Clinical characteristics, including GA, birth weight, Apgar scores at 1 and 5 min, sex, delivery mode, small for GA (SGA) (birth weight below the 10th percentile), pregnancy-induced hypertension, gestational diabetes mellitus and antenatal steroid use, were analysed. GA was determined based on the maternal last menstrual period and the modified Ballard test. We analysed outcome measures, including death before discharge, BPD (≥moderate)[31], IVH (≥grade 3)[32], NEC (≥Bell’s stage 3b)[33] and ROP requiring laser treatment.

For TFTs, we defined THOP as a temporarily low initial T4 level of <4.5 ng/dl and/or free T4 (fT4) level of <0.9 ng/dl with a TSH level of <20.0 µIU/ml and considered severe THOP to be having an initial T4 level of <2.5 ng/dl and/or fT4 level of <0.5 ng/dl. TFTs were followed up every 2–6 weeks until hospital discharge.
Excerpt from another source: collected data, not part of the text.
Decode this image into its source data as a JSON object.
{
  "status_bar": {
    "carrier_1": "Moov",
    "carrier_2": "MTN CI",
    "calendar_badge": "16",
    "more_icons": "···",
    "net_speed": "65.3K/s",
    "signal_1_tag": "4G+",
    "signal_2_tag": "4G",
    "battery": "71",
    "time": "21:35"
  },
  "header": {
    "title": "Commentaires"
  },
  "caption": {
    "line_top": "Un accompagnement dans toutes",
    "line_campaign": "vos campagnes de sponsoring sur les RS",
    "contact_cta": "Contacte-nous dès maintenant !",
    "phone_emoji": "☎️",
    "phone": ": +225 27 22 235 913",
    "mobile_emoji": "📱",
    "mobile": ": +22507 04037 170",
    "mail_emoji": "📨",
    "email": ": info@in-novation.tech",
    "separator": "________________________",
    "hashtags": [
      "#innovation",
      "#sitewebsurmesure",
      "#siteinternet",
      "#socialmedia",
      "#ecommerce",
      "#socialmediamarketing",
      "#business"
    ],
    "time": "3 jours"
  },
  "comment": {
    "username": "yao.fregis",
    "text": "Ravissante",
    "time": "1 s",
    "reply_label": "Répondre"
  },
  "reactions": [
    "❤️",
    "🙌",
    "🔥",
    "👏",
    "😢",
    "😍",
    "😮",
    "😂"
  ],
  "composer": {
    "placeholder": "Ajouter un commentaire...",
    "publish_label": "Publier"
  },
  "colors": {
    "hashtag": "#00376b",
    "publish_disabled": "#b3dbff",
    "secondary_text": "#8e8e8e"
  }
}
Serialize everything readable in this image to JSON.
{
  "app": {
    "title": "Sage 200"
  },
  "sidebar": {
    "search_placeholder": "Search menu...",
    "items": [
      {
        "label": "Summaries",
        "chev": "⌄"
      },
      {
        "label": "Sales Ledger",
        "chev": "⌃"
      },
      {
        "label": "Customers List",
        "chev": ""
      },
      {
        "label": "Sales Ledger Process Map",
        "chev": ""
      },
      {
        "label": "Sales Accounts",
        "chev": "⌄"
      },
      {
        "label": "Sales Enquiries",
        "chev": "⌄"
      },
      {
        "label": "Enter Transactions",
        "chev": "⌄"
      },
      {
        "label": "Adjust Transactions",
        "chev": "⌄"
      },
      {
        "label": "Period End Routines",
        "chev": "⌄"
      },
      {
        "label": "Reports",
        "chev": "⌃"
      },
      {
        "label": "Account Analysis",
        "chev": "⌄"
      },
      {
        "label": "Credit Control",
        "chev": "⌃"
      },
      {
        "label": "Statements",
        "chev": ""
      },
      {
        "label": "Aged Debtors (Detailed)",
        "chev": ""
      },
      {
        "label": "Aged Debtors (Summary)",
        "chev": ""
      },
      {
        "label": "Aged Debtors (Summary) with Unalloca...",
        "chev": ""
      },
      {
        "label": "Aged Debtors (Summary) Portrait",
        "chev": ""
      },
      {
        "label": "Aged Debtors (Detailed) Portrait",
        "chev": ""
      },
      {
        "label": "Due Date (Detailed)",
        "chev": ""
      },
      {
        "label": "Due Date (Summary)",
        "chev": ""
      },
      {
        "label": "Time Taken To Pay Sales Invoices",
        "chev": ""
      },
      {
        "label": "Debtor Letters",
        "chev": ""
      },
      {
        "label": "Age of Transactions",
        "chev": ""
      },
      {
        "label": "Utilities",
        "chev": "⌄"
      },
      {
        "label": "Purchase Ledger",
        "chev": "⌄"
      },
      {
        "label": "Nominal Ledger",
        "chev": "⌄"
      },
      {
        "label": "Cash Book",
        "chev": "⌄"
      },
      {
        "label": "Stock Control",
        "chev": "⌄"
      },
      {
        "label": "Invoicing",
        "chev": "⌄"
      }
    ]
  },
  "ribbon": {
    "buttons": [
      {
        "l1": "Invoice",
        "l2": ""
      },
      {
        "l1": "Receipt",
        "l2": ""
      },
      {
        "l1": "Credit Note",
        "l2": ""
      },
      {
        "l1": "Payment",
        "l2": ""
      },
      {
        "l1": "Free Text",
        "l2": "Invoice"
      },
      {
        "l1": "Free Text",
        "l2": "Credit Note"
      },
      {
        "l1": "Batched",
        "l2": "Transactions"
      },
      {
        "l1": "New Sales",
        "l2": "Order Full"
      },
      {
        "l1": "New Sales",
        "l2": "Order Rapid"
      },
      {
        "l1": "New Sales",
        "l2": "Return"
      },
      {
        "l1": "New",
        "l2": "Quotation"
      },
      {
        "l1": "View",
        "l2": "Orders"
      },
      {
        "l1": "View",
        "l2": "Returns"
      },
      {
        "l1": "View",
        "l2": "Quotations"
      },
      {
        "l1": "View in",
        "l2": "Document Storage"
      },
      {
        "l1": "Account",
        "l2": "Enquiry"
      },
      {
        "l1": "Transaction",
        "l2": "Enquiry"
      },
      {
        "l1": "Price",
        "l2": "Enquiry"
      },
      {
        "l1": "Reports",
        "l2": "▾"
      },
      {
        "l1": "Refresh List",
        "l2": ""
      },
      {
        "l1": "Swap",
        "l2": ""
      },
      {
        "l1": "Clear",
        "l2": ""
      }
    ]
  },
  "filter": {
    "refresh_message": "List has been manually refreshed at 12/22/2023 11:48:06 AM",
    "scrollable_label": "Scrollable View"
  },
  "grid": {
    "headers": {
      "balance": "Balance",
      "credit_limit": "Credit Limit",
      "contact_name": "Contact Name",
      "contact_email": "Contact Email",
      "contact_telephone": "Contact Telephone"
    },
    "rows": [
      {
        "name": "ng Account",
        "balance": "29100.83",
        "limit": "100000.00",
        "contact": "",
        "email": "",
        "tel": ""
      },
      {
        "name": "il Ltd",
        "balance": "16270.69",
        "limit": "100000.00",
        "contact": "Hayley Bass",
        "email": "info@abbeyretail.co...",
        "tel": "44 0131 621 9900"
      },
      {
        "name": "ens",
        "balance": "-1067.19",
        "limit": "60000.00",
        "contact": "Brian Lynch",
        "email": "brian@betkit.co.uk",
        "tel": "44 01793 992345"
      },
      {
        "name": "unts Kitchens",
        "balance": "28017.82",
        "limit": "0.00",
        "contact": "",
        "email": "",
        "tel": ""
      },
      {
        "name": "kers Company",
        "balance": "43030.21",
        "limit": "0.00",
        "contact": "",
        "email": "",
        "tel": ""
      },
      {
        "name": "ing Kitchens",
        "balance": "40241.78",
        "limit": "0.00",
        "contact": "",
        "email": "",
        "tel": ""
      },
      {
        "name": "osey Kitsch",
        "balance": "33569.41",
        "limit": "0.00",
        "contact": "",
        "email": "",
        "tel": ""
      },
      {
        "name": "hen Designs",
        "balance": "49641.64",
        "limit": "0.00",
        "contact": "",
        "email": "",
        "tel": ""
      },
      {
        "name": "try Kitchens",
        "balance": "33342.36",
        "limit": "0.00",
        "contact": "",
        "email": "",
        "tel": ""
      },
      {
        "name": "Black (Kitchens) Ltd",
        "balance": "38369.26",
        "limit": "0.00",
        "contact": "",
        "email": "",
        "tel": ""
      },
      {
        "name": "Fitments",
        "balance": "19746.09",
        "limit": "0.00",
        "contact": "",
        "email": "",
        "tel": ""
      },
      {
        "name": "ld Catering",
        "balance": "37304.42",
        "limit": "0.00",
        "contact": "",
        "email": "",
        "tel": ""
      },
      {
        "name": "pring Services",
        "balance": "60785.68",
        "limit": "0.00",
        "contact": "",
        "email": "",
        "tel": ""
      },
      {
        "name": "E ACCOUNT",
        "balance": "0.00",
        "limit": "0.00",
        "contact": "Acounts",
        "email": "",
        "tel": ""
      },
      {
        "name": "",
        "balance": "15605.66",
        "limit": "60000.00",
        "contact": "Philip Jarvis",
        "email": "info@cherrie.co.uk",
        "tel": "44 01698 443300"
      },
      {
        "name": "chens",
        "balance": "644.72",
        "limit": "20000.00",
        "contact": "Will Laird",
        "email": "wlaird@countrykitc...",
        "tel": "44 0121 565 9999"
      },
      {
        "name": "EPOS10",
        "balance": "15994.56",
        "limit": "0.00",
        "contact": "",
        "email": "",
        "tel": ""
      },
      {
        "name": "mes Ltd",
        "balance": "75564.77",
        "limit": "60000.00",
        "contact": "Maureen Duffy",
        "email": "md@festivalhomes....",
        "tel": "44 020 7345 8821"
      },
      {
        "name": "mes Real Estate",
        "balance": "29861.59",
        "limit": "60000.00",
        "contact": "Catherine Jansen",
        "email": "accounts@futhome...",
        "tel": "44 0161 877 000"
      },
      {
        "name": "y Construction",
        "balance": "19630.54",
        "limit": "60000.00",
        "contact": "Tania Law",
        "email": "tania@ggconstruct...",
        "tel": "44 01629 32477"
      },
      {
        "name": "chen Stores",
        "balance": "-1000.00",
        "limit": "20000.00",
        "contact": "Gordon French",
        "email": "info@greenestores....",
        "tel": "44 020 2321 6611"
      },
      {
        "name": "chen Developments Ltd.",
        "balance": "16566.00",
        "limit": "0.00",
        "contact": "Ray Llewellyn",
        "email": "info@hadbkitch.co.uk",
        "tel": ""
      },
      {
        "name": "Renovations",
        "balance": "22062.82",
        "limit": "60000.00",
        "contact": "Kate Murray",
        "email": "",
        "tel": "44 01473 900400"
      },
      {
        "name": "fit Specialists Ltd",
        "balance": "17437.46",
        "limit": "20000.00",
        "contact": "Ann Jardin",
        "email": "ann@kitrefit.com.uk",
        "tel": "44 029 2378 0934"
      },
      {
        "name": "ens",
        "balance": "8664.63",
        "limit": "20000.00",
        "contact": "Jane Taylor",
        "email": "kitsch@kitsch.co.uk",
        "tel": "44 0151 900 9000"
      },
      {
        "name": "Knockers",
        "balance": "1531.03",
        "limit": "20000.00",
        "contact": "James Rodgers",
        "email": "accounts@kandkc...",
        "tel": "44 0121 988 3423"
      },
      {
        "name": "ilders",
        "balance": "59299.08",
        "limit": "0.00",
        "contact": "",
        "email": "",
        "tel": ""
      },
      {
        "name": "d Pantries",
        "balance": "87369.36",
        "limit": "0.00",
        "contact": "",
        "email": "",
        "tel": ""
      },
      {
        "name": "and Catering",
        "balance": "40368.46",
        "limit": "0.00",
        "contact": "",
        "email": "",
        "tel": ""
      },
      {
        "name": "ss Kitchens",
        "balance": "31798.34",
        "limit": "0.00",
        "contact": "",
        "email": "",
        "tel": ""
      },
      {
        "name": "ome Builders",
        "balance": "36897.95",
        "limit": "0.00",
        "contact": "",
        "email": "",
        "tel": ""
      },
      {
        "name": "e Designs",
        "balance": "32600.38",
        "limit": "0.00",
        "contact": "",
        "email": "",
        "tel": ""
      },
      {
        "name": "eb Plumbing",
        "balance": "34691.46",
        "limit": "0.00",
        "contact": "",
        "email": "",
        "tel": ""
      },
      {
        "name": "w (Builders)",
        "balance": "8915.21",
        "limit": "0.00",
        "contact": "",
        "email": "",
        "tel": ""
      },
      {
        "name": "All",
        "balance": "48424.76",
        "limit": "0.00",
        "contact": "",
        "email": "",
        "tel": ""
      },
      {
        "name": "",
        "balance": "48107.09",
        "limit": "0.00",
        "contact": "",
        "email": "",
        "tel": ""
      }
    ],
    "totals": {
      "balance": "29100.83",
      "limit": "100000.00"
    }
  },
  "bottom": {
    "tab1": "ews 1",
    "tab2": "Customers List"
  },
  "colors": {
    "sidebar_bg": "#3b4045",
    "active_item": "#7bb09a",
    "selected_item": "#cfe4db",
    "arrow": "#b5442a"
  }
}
We calculated the CRIB II score for each infant using the following variables: sex, GA, birth weight, and base excess.

Statistical analysis

Continuous variables were presented as means ± standard deviation and compared using the Student’s t-test or Mann-Whitney U test. Categorical variables were presented as percentages and frequencies and compared using the chi-square or Fisher’s exact test. We carried out binary logistic regression analyses with adjustment of gestational age, birth weight, sex and antenatal steroid use to obtain odds ratios of clinical outcomes according to the initial thyroxine level. The analyses of specificity and sensitivity of the Apgar score at 5 min, CRIB II score and initial T4 level were performed through receiver operating characteristic (ROC) curves, and the area under the curve (AUC) was conducted in order to define the differences with statistical significance in predicting mortality rate with selection of the most suitable cut-off point. SPSS version 19.09 (SPSS Inc., Chicago, IL, USA) was used for all statistical analyses, and a P < 0.05 was considered statistically significant.